Sampler Methods & Properties

Full reference for sampler instance methods and shared properties.

Methods

Name Description
__call__ Return an iterator over sampled Batch objects from a dataset.
iter_series Iterate sampled Batch objects per series.
write_batches Write sampled batches to disk (local directory or cloud storage).

Properties

Name Description
data_schema Data schema for the sampler output (available after sampling a dataset).
targets_schema Target schema if a target_spec is configured.

__call__

__call__(
    dataset: Dataset,
    num_batches: int | None = None,
    *,
    reset: bool = False
) -> Iterator[Batch]

Return an iterator over sampled Batch objects from a dataset.

Parameter Name Description
dataset Dataset to sample from.
num_batches Optional maximum batches to yield, or None for all available.
reset If True, reset the sampler's internal state before sampling.

iter_series

iter_series(
    dataset: Dataset
) -> Iterator[Iterator[Batch]]

Iterate sampled Batch objects per series.

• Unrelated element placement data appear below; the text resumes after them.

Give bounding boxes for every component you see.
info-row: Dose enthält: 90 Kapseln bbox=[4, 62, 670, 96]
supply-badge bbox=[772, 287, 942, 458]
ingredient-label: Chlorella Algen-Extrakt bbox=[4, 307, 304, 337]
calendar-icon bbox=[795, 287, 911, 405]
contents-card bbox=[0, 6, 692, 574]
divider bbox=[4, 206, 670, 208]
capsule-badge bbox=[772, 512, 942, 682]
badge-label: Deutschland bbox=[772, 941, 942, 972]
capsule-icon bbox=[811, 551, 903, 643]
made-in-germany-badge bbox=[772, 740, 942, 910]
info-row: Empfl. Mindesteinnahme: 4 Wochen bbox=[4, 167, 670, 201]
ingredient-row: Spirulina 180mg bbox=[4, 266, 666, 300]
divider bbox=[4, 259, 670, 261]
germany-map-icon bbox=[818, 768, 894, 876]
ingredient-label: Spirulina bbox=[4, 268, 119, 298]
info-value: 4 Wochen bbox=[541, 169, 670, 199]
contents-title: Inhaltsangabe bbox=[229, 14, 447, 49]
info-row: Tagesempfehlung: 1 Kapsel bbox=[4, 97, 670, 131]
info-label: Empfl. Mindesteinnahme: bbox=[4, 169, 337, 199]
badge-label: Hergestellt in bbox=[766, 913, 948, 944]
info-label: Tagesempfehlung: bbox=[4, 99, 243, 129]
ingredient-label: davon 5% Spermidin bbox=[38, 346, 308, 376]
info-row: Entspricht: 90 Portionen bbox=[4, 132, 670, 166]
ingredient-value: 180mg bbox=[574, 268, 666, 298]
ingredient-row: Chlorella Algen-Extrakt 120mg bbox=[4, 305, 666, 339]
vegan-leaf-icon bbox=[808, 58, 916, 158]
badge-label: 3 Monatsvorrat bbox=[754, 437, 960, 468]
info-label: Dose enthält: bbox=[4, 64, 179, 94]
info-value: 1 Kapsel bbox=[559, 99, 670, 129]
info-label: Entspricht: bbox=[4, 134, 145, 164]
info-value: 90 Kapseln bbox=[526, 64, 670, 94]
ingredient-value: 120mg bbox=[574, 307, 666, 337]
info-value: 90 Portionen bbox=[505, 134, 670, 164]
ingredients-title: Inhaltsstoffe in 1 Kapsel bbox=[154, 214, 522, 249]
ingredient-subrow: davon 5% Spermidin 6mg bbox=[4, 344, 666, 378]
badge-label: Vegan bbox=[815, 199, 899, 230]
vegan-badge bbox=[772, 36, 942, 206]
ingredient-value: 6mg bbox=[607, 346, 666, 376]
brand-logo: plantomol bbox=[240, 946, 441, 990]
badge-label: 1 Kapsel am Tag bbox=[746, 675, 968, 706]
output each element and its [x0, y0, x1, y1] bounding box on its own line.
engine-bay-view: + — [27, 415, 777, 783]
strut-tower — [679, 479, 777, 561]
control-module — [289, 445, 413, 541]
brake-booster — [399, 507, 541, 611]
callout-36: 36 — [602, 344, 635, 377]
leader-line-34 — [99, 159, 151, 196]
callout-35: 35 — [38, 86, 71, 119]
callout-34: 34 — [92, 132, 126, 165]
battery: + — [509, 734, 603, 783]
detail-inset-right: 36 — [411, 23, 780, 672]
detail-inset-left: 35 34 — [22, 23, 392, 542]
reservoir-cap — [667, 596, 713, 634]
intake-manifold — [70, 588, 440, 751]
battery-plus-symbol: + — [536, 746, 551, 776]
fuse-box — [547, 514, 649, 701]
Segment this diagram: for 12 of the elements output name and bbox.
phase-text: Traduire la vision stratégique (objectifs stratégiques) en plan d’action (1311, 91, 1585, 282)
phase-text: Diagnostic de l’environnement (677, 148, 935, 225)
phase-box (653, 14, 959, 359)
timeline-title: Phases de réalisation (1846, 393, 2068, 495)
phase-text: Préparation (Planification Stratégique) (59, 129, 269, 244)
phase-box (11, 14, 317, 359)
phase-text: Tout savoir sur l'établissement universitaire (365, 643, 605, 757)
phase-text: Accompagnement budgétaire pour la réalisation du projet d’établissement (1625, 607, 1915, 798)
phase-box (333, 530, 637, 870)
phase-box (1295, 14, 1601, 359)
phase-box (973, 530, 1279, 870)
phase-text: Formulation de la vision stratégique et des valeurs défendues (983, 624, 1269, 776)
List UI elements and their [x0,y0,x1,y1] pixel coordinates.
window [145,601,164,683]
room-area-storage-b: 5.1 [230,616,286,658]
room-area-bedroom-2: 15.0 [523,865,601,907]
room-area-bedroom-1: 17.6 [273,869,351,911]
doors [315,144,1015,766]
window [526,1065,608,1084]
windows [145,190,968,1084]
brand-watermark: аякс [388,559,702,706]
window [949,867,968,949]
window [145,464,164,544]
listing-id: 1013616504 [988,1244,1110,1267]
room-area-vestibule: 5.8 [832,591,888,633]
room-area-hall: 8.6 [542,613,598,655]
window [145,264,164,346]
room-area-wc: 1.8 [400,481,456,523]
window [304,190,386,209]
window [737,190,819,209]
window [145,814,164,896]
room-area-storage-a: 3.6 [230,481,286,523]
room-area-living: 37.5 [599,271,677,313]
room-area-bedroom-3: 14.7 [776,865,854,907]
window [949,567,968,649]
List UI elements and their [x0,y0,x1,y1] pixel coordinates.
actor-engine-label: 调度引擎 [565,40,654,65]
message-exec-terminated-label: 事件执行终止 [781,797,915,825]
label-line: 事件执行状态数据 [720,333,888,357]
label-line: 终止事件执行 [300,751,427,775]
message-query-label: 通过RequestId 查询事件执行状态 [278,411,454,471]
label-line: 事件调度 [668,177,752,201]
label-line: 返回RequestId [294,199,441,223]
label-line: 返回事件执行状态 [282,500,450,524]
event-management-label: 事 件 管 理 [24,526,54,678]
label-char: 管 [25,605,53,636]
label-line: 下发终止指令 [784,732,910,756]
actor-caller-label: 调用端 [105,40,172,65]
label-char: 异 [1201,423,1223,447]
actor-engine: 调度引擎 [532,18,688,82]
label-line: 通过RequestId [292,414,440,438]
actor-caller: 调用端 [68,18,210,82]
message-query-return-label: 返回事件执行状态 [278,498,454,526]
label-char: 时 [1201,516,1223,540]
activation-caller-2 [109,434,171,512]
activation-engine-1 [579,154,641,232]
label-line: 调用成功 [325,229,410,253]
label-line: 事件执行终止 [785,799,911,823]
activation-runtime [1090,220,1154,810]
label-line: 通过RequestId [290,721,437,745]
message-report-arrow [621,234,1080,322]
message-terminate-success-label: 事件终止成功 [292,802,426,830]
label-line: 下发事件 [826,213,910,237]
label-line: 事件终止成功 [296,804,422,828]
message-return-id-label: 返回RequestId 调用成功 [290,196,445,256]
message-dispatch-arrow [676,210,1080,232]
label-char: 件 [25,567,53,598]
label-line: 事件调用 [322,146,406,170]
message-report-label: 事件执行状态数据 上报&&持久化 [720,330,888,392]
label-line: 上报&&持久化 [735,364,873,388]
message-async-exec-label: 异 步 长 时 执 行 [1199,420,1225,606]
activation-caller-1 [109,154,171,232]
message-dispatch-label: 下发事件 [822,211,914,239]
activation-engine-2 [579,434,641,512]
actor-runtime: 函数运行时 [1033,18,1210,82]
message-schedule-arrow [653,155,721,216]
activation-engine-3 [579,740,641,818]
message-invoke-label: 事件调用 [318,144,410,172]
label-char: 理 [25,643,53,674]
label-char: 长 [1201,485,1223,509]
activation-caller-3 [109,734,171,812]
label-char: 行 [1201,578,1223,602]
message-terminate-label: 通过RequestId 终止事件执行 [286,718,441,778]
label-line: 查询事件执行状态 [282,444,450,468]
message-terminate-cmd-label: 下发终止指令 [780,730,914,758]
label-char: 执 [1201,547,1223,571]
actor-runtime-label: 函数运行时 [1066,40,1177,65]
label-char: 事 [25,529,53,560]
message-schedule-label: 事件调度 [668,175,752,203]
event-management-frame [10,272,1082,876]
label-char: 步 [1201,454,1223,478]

Parameter Name Description
dataset Dataset to sample from.

write_batches

write_batches(
    dataset: Dataset,
    num_batches: int,
    path: str | Path,
    *,
    prefix: str = 'batch_',
    offset: int = 0,
    filesystem: fs.FileSystem | None = None,
    fs_config: dict[str, Any] | None = None,
    overwrite: bool = False,
    reset: bool = False
) -> None

Write sampled batches to disk (local directory or cloud storage).

Parameter Name Description
dataset Dataset to sample from.
num_batches Number of batches to write.
path Output directory path.
prefix Filename prefix for each batch.
offset Starting index for batch numbering.
filesystem Optional PyArrow filesystem instance to write to.
fs_config Optional filesystem configuration if filesystem is not provided.
overwrite Overwrite existing files if True.
reset If True, reset the sampler's internal state before sampling.